For a man who’s been dead for nearly 40 years, the cartoonist Sir David Low
is thriving. Earlier this year, he had two exhibitions running simultaneously in
London. The first, in Westminster Hall, was opened by the Speaker of the
House of Commons, deep in the heart of the political establishment within the
purlieus of the Palace of Westminster. The second, up the road at the bottom
of Haymarket, was a smaller affair, held on the mezzanine floor of New
Zealand House. As Low was a New Zealander, the land of his birth is
naturally jealous of his reputation, although he left the place in his early
twenties and never went back. Anyway, apart from the cartoons themselves,
the exhibition included, in a box, Low’s hands.

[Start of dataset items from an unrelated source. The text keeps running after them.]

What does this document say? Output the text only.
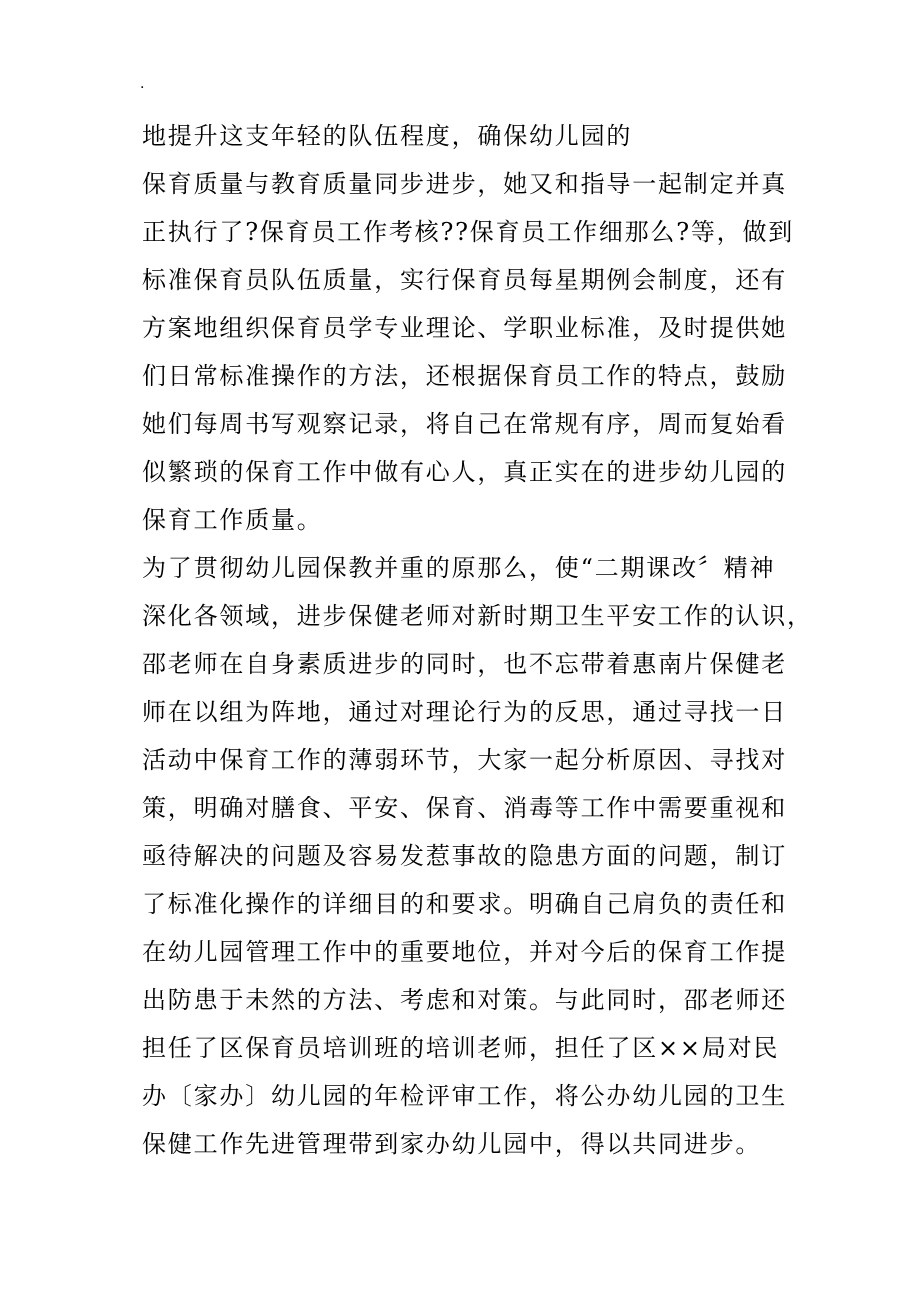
.
地提升这支年轻的队伍程度，确保幼儿园的
保育质量与教育质量同步进步，她又和指导一起制定并真
正执行了?保育员工作考核??保育员工作细那么?等，做到
标准保育员队伍质量，实行保育员每星期例会制度，还有
方案地组织保育员学专业理论、学职业标准，及时提供她
们日常标准操作的方法，还根据保育员工作的特点，鼓励
她们每周书写观察记录，将自己在常规有序，周而复始看
似繁琐的保育工作中做有心人，真正实在的进步幼儿园的
保育工作质量。
为了贯彻幼儿园保教并重的原那么，使“二期课改〞精神
深化各领域，进步保健老师对新时期卫生平安工作的认识，
邵老师在自身素质进步的同时，也不忘带着惠南片保健老
师在以组为阵地，通过对理论行为的反思，通过寻找一日
活动中保育工作的薄弱环节，大家一起分析原因、寻找对
策，明确对膳食、平安、保育、消毒等工作中需要重视和
亟待解决的问题及容易发惹事故的隐患方面的问题，制订
了标准化操作的详细目的和要求。明确自己肩负的责任和
在幼儿园管理工作中的重要地位，并对今后的保育工作提
出防患于未然的方法、考虑和对策。与此同时，邵老师还
担任了区保育员培训班的培训老师，担任了区××局对民
办〔家办〕幼儿园的年检评审工作，将公办幼儿园的卫生
保健工作先进管理带到家办幼儿园中，得以共同进步。
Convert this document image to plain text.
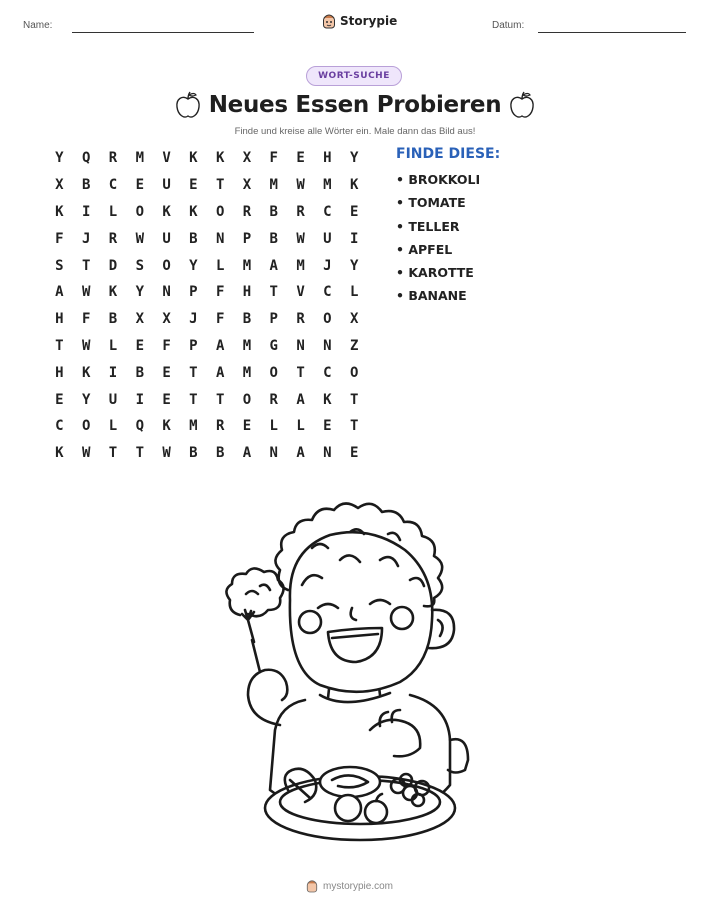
Name:	Storypie	Datum:
WORT-SUCHE
Neues Essen Probieren
Finde und kreise alle Wörter ein. Male dann das Bild aus!
Y	Q	R	M	V	K	K	X	F	E	H	Y
X	B	C	E	U	E	T	X	M	W	M	K
K	I	L	O	K	K	O	R	B	R	C	E
F	J	R	W	U	B	N	P	B	W	U	I
S	T	D	S	O	Y	L	M	A	M	J	Y
A	W	K	Y	N	P	F	H	T	V	C	L
H	F	B	X	X	J	F	B	P	R	O	X
T	W	L	E	F	P	A	M	G	N	N	Z
H	K	I	B	E	T	A	M	O	T	C	O
E	Y	U	I	E	T	T	O	R	A	K	T
C	O	L	Q	K	M	R	E	L	L	E	T
K	W	T	T	W	B	B	A	N	A	N	E
FINDE DIESE:
• BROKKOLI
• TOMATE
• TELLER
• APFEL
• KAROTTE
• BANANE
mystorypie.com
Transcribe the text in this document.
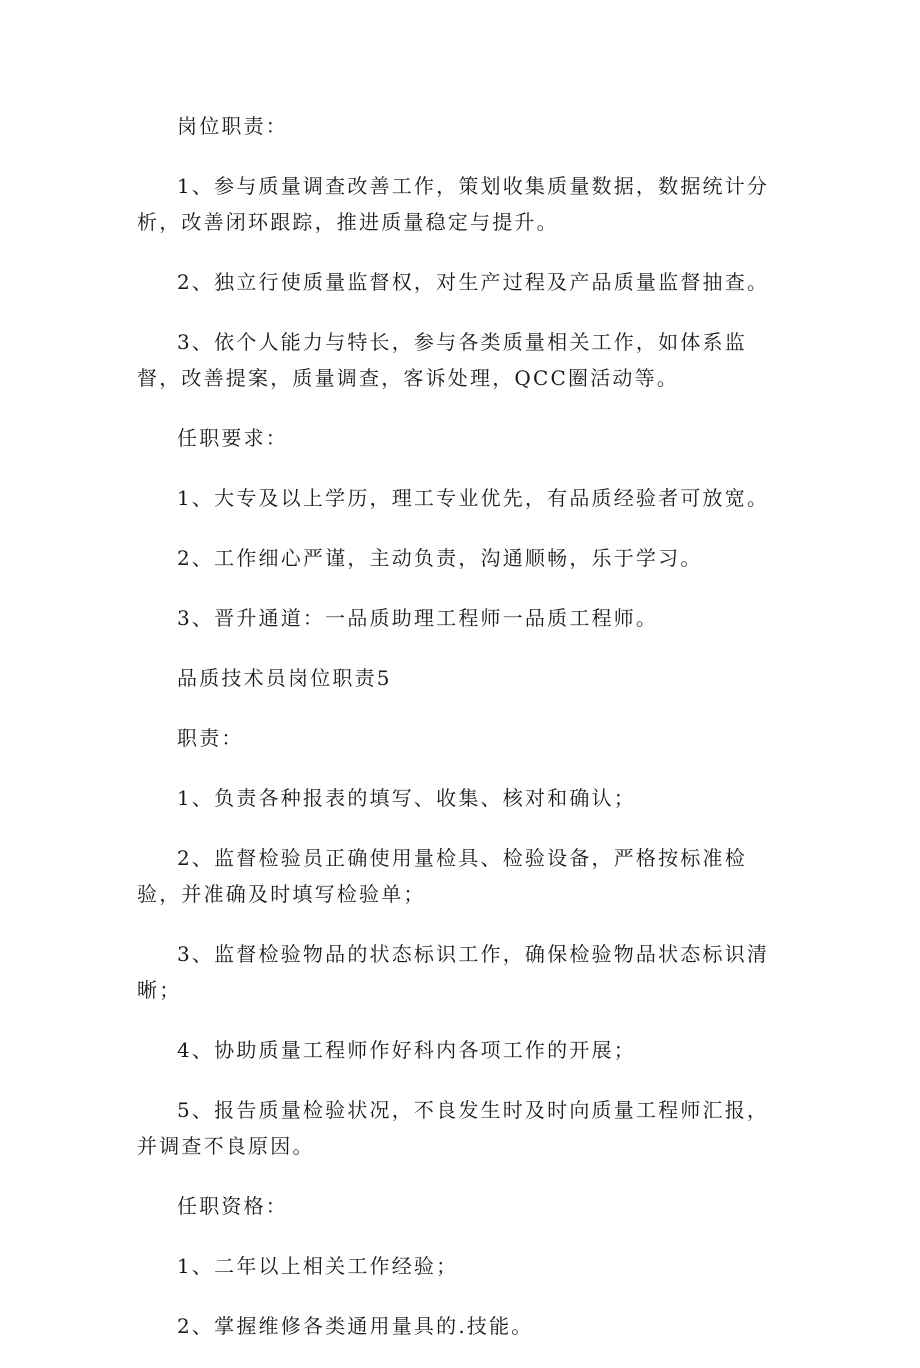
岗位职责：

1、参与质量调查改善工作，策划收集质量数据，数据统计分析，改善闭环跟踪，推进质量稳定与提升。

2、独立行使质量监督权，对生产过程及产品质量监督抽查。

3、依个人能力与特长，参与各类质量相关工作，如体系监督，改善提案，质量调查，客诉处理，QCC圈活动等。

任职要求：

1、大专及以上学历，理工专业优先，有品质经验者可放宽。

2、工作细心严谨，主动负责，沟通顺畅，乐于学习。

3、晋升通道：一品质助理工程师一品质工程师。

品质技术员岗位职责5

职责：

1、负责各种报表的填写、收集、核对和确认；

2、监督检验员正确使用量检具、检验设备，严格按标准检验，并准确及时填写检验单；

3、监督检验物品的状态标识工作，确保检验物品状态标识清晰；

4、协助质量工程师作好科内各项工作的开展；

5、报告质量检验状况，不良发生时及时向质量工程师汇报，并调查不良原因。

任职资格：

1、二年以上相关工作经验；

2、掌握维修各类通用量具的.技能。
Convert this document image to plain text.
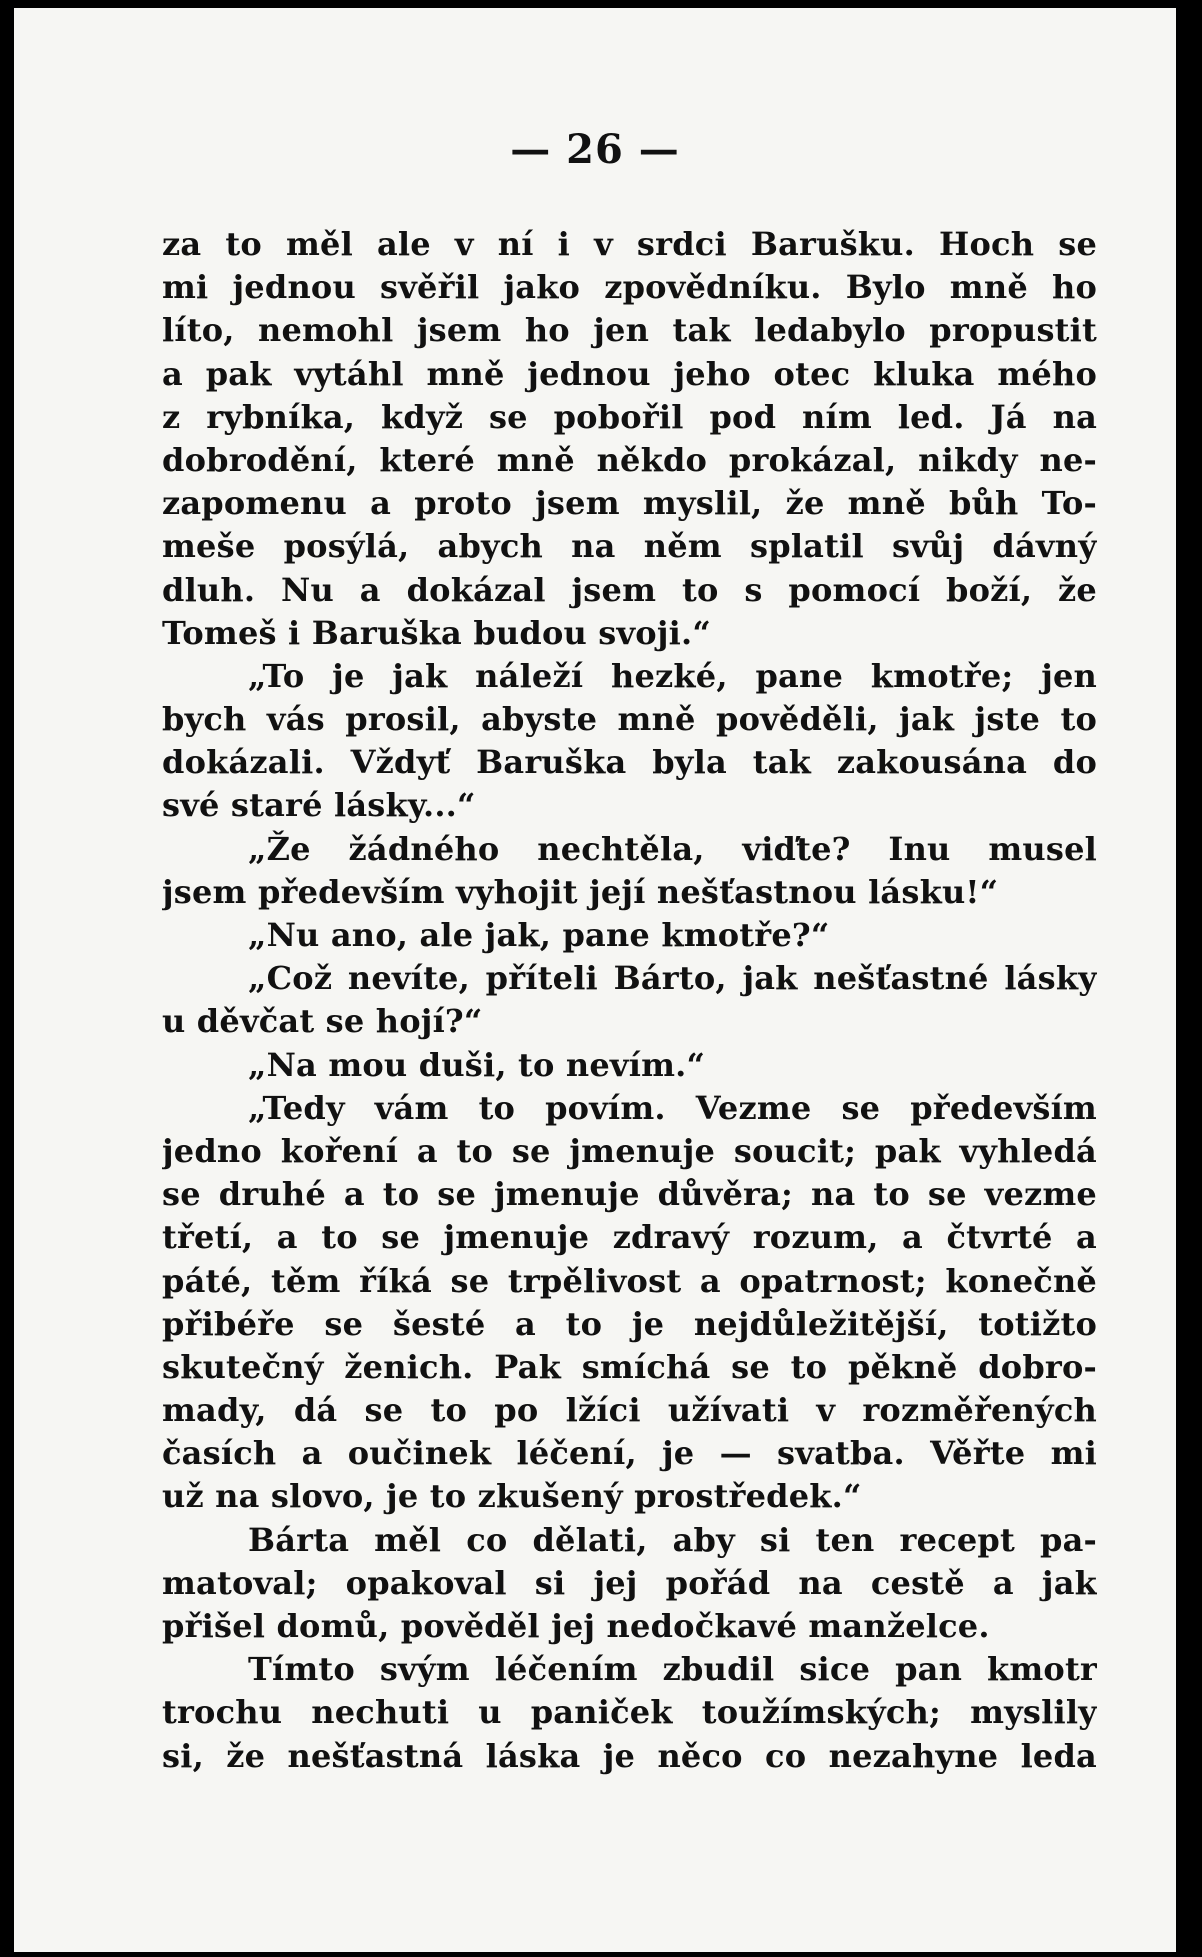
— 26 —
za to měl ale v ní i v srdci Barušku. Hoch se
mi jednou svěřil jako zpovědníku. Bylo mně ho
líto, nemohl jsem ho jen tak ledabylo propustit
a pak vytáhl mně jednou jeho otec kluka mého
z rybníka, když se pobořil pod ním led. Já na
dobrodění, které mně někdo prokázal, nikdy ne-
zapomenu a proto jsem myslil, že mně bůh To-
meše posýlá, abych na něm splatil svůj dávný
dluh. Nu a dokázal jsem to s pomocí boží, že
Tomeš i Baruška budou svoji.“
„To je jak náleží hezké, pane kmotře; jen
bych vás prosil, abyste mně pověděli, jak jste to
dokázali. Vždyť Baruška byla tak zakousána do
své staré lásky...“
„Že žádného nechtěla, viďte? Inu musel
jsem především vyhojit její nešťastnou lásku!“
„Nu ano, ale jak, pane kmotře?“
„Což nevíte, příteli Bárto, jak nešťastné lásky
u děvčat se hojí?“
„Na mou duši, to nevím.“
„Tedy vám to povím. Vezme se především
jedno koření a to se jmenuje soucit; pak vyhledá
se druhé a to se jmenuje důvěra; na to se vezme
třetí, a to se jmenuje zdravý rozum, a čtvrté a
páté, těm říká se trpělivost a opatrnost; konečně
přibéře se šesté a to je nejdůležitější, totižto
skutečný ženich. Pak smíchá se to pěkně dobro-
mady, dá se to po lžíci užívati v rozměřených
časích a oučinek léčení, je — svatba. Věřte mi
už na slovo, je to zkušený prostředek.“
Bárta měl co dělati, aby si ten recept pa-
matoval; opakoval si jej pořád na cestě a jak
přišel domů, pověděl jej nedočkavé manželce.
Tímto svým léčením zbudil sice pan kmotr
trochu nechuti u paniček toužímských; myslily
si, že nešťastná láska je něco co nezahyne leda
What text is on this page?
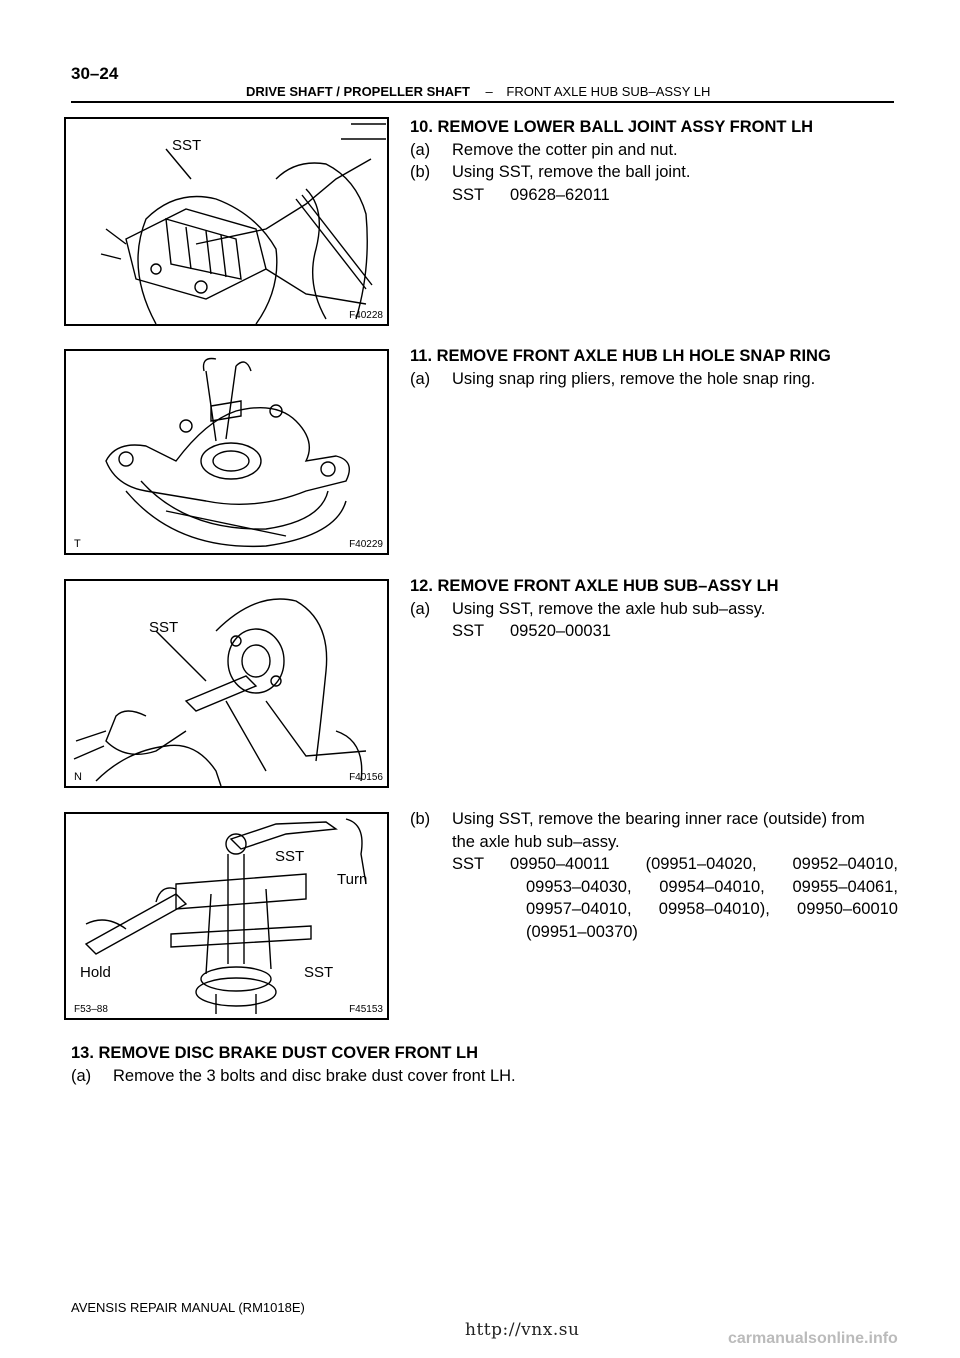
30–24
DRIVE SHAFT / PROPELLER SHAFT – FRONT AXLE HUB SUB–ASSY LH
SST
F40228
T	F40229
SST
N	F40156
SST
Turn
Hold	SST
F53–88	F45153
10. REMOVE LOWER BALL JOINT ASSY FRONT LH
(a)	Remove the cotter pin and nut.
(b)	Using SST, remove the ball joint.
SST 09628–62011
11. REMOVE FRONT AXLE HUB LH HOLE SNAP RING
(a)	Using snap ring pliers, remove the hole snap ring.
12. REMOVE FRONT AXLE HUB SUB–ASSY LH
(a)	Using SST, remove the axle hub sub–assy.
SST 09520–00031
(b)	Using SST, remove the bearing inner race (outside) from
the axle hub sub–assy.
SST	09950–40011 (09951–04020, 09952–04010,
09953–04030, 09954–04010, 09955–04061,
09957–04010, 09958–04010), 09950–60010
(09951–00370)
13. REMOVE DISC BRAKE DUST COVER FRONT LH
(a)	Remove the 3 bolts and disc brake dust cover front LH.
AVENSIS REPAIR MANUAL (RM1018E)
http://vnx.su	carmanualsonline.info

At first sight I’d rather hoped that this was a Jeremy Bentham style exercise in
auto-iconography - that these really were Low’s hands, lovingly preserved like an
Egyptian pharaoh or the eyeballs of a Victorian murderer, as a voodoo
talisman harnessing the shamanistic power of his cartooning mitts. Rather
disappointingly, they’re made of wax, and once hung from the sleeves of
Low’s waxwork, displayed in Madame Tussauds in the 1930s. Still, the very
fact that they bothered to sculpt his hands at all (rather than, say, using a spare
pair of Bonar Law’s after the rest of that statesman had been melted down)
suggests the importance his hands were seen to have as a cultural artefact. And
Low clearly appreciated the gesture, having a bit of a thing about waxworks.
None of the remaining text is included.